Ketentuan-ketentuan dalam ayat ini tidak mempengaruhi pengenaan
pajak terhadap badan itu atas laba dari dari mana dividen dibayarkan.
(3) Istilahdividen yang dipergunakan dalam pasal ini berarti pendapatan
dari saham-saham jouissance atau hak-hak, saham-saham pertambangan, saham-saham
pendiri atau hak-hak lainnya yang bukan merupakan surat-surat piutang,
namun berhak atas pembagian laba, demikian pula pendapatan yang dipersamakan
dengan pendapatan dari saham-saham, atau diperlakukan sama seperti dividen
oleh perundang-undangan pajak Negara di mana badan yang melaksanakan pembagian
itu merupakan penduduk.
(4) Ketentuan-ketentuan ayat 2 tidak berlaku apabila si penerima dividen
yang merupakan penduduk salah satu Negara yang mengadakan kemufakatan,
melakukan kegiatan di Negara lainnya yang mengadakan kemufakatan di mana
badan yang membayarkan dividen itu merupakan penduduk, suatu perniagaan
atau usaha melalui suatu tempat usaha tetap yang terletak di sana atau
menjalankan pekerjaan bebas di Negara lainnya itu dari suatu basis tetap
yang terletak di sana dan penguasaan saham-saham berdasarkan mana dividen
itu dibayarkan, mempunyai hubungan efektif dengan tempat usaha tetap atau
basis tetap tersebut.
Dalam hal demikian, tergantung pada masalahnya, berlaku ketentuan-ketentuan
Pasal 7 atau Pasal 14.
(5) Apabila suatu badan merupakan pendudukl dari hanya salah satu Negara
yang mangadakan pemufakatan, maka Negara lainnya yang mengadakan kemufakatan
itu tidak boleh mengenakan pajak atas dividen yang dibayarkan oleh badan
tersebut, kecuali sepanjang dividen itu dibayarkan oleh badan tersebut,
kecuali sepanjang dividen itu dibayarkan kepada penduduk dari Negara lainnya
yang mengadakan kemufakatan itu, atau sepanjang penguasaan saham-saham
atas dasar mana dividen dibayarkan mempunyai hubungan efektif dengan tempat
usaha tetap atau basis tetap yang terletak di Negara lainnya itu, ataupun
mengenakan pajak atas keuntungan yang tidak dibagikan dari badan tersebut
dengan suatu pajak atas keuntungan badan tersebut yang tidak dibagikan,
meskipun dividen yang dibayarkan atau keuntungan yang tidak dibagikan terdiri
seluruhnya atau sebagian dari keuntungan-keuntungan atau pendapatan yang
timbul di Negara lainnya itu.
(6) Apabila suatu badan yang merupakan penduduk salah satu Negara yang
mengadakan kemufakatan mempunyai suatu tempat usaha tetap di Negara lainnya
yang mengadakan kemufakatan, maka keuntungan yang dapat dianggap diperoleh
tempat usaha tetap tersebut, dapat dikenakan pajak tambahan di Negara lainnya
itu sesuai dengan perundang undangannya, namun pajak tambahan yang dikenakan
itu tidak akan melebihi 15 perseratus dari jumlah laba tersebut setelah
dipotong dari padanya pajak perseroan dan lain-lain pajak atas pendapatan
yang dikenakan di Negara lainnya itu.
Pasal 11
BUNGA
(1) Bunga yang berasal dari salah satu Negara yang mengadakan kemufakatan
dan dibayarkan kepada penduduk Negara lainnya yang
mengadakan kemufakatan dapat dikenakan pajak di Negara lainnya tersebut.

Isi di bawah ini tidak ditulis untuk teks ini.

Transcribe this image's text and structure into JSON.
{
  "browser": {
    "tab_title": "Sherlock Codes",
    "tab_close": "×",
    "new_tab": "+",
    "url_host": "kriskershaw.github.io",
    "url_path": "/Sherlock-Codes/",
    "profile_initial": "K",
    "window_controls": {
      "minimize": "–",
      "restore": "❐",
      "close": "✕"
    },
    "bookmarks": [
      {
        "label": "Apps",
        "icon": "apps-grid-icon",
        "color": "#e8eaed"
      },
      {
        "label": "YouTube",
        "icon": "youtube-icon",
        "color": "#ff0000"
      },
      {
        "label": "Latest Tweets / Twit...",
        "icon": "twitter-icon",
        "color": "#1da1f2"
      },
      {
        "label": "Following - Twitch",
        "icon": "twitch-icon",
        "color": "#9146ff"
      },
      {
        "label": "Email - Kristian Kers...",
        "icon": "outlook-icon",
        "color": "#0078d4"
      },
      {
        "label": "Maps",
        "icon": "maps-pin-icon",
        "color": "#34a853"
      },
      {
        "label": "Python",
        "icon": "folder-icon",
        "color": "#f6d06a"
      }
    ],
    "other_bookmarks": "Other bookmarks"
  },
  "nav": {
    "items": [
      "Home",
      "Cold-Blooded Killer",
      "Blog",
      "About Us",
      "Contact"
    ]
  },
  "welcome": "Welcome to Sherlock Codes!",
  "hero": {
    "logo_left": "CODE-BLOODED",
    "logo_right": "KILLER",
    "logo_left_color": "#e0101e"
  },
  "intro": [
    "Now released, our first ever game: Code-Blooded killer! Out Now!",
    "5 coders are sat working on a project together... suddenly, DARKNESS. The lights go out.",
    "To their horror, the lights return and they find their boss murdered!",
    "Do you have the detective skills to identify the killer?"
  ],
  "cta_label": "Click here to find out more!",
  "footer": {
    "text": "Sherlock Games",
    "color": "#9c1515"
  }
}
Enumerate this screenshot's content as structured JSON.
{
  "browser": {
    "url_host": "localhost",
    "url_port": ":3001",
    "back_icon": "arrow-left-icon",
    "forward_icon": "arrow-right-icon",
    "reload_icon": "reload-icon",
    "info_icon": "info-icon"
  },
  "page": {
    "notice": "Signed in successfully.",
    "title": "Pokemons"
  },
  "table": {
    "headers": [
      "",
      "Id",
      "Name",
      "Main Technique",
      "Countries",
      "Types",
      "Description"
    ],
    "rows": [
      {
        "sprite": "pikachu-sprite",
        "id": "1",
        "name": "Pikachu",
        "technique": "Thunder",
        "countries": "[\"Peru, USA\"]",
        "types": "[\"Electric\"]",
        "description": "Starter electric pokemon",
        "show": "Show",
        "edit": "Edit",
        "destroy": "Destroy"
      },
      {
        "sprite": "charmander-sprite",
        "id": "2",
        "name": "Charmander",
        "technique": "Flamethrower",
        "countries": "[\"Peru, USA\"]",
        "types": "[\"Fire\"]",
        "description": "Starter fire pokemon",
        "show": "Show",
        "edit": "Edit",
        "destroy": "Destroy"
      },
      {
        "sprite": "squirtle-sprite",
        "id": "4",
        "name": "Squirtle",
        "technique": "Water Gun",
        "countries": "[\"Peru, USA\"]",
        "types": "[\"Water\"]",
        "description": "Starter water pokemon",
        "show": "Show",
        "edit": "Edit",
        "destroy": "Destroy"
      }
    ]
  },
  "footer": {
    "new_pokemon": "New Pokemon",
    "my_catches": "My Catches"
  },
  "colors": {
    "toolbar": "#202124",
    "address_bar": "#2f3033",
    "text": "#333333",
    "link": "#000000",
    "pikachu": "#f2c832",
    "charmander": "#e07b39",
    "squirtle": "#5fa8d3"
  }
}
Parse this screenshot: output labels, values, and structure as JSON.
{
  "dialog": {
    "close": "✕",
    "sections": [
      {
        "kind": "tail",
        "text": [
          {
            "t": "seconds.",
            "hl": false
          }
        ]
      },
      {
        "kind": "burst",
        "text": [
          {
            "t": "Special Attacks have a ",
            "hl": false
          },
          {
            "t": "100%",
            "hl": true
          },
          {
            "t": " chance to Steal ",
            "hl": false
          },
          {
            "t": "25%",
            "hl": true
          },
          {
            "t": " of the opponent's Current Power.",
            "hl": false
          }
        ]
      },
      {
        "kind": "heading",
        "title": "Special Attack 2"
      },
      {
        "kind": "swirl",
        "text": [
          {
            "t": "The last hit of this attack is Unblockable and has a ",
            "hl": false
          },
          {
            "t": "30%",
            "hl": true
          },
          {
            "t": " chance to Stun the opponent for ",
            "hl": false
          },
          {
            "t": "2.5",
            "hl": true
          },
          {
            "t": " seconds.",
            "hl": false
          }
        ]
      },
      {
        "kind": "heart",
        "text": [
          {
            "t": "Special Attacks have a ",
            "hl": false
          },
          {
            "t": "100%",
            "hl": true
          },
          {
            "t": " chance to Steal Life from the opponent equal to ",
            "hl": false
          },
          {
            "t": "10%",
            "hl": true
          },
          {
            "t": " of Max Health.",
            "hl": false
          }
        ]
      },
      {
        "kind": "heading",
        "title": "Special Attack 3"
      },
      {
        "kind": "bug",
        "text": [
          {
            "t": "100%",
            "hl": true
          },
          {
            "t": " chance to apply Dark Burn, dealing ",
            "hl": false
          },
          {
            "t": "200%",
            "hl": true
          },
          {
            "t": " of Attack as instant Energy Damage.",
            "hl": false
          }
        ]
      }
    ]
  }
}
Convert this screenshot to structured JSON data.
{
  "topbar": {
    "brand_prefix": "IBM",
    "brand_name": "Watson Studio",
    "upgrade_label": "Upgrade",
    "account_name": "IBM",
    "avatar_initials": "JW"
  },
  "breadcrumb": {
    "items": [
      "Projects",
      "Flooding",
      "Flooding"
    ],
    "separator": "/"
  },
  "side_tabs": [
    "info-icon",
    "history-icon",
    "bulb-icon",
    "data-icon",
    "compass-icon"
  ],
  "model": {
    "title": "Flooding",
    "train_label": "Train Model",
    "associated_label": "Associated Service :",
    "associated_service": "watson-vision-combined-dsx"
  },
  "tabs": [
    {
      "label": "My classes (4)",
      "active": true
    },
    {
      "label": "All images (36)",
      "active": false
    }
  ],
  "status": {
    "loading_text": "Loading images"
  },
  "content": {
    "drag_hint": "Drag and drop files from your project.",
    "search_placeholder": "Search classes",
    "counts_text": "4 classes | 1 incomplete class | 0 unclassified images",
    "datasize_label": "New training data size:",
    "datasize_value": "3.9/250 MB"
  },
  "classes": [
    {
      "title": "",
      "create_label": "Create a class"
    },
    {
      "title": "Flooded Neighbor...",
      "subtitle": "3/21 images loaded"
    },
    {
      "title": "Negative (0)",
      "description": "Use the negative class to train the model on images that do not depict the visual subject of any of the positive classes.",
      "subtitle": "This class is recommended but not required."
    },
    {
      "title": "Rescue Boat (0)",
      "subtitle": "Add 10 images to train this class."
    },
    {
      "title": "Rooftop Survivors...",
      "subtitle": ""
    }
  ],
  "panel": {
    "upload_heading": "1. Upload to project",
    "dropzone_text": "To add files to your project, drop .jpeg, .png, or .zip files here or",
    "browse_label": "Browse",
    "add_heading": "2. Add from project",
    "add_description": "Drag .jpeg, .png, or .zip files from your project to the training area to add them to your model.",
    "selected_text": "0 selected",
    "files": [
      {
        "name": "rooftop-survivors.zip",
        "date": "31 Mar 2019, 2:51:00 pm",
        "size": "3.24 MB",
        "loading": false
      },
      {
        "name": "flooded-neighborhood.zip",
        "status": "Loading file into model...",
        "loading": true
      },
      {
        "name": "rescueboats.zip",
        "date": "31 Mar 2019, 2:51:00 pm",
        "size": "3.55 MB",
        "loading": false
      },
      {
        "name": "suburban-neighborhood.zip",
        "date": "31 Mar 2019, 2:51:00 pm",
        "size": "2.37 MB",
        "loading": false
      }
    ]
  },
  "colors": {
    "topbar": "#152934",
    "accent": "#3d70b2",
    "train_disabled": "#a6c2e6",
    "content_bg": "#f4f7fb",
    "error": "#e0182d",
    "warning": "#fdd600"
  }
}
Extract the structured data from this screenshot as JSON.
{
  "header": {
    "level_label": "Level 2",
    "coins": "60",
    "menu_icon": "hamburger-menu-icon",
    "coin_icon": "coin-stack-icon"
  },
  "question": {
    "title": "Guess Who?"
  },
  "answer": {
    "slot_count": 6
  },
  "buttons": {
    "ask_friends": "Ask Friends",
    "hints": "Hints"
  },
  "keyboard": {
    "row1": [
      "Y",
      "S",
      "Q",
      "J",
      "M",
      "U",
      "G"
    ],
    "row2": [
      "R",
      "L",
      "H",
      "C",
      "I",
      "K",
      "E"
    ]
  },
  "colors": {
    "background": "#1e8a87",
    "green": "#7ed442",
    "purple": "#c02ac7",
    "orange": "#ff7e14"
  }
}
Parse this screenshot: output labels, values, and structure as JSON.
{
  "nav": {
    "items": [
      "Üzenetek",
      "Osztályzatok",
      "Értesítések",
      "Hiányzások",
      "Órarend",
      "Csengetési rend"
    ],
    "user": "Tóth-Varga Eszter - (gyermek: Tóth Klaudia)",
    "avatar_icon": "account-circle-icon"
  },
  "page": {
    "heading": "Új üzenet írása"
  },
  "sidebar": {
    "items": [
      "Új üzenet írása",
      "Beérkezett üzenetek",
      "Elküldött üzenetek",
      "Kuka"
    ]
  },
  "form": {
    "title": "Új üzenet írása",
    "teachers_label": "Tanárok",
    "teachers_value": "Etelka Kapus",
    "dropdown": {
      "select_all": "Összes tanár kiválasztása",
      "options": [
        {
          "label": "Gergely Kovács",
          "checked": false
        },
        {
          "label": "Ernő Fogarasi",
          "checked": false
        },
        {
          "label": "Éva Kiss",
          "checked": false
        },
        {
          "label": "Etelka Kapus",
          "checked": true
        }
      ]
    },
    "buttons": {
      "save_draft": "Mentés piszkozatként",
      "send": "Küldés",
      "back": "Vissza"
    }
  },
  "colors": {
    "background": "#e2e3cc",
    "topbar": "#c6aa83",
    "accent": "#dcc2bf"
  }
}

(2) Namun demikian bunga itu dapat dikenakan pajak di Negara mengadakan kemufakatan tempat asal bunga itu dan menurut Undang-undang Negara tersebut, akan tetapi pajak yang dikenakan itu tidak akan melebihi 15 perseratus daripada jumlah kotor bunga, asalkan bunga itu dapat dikenakan pajak di Negara lainnya yang mengadakan kemufakatan itu.
(3) Istilah bunga yang digunakan dalam Pasal ini berarti pendapatan dari segala macam tagihan hutang, baik yang dijamin dengan hipotik maupun tidak, dan baik yang berhak atas bagian laba si debitur ataupun tidak dan pada khususnya pendapatan dari surat-surat perbendaharaan Negara dan pendapatan dari obligasi atau surat-surat hutang, termasuk premi dan hadiah yang terikat pada surat-surat perbendaharaan, obligasi atau surat-surat hutang tersebut, demikian pula pendapatan yang menurut Undang-undang pajak Negara di mana pendapatan itu timbul, dipersamakan dengan pendapatan dari peminjaman uang. Namun demikian istilah bunga tidak meliputi pendapatan yang diatur dalam Pasal 10.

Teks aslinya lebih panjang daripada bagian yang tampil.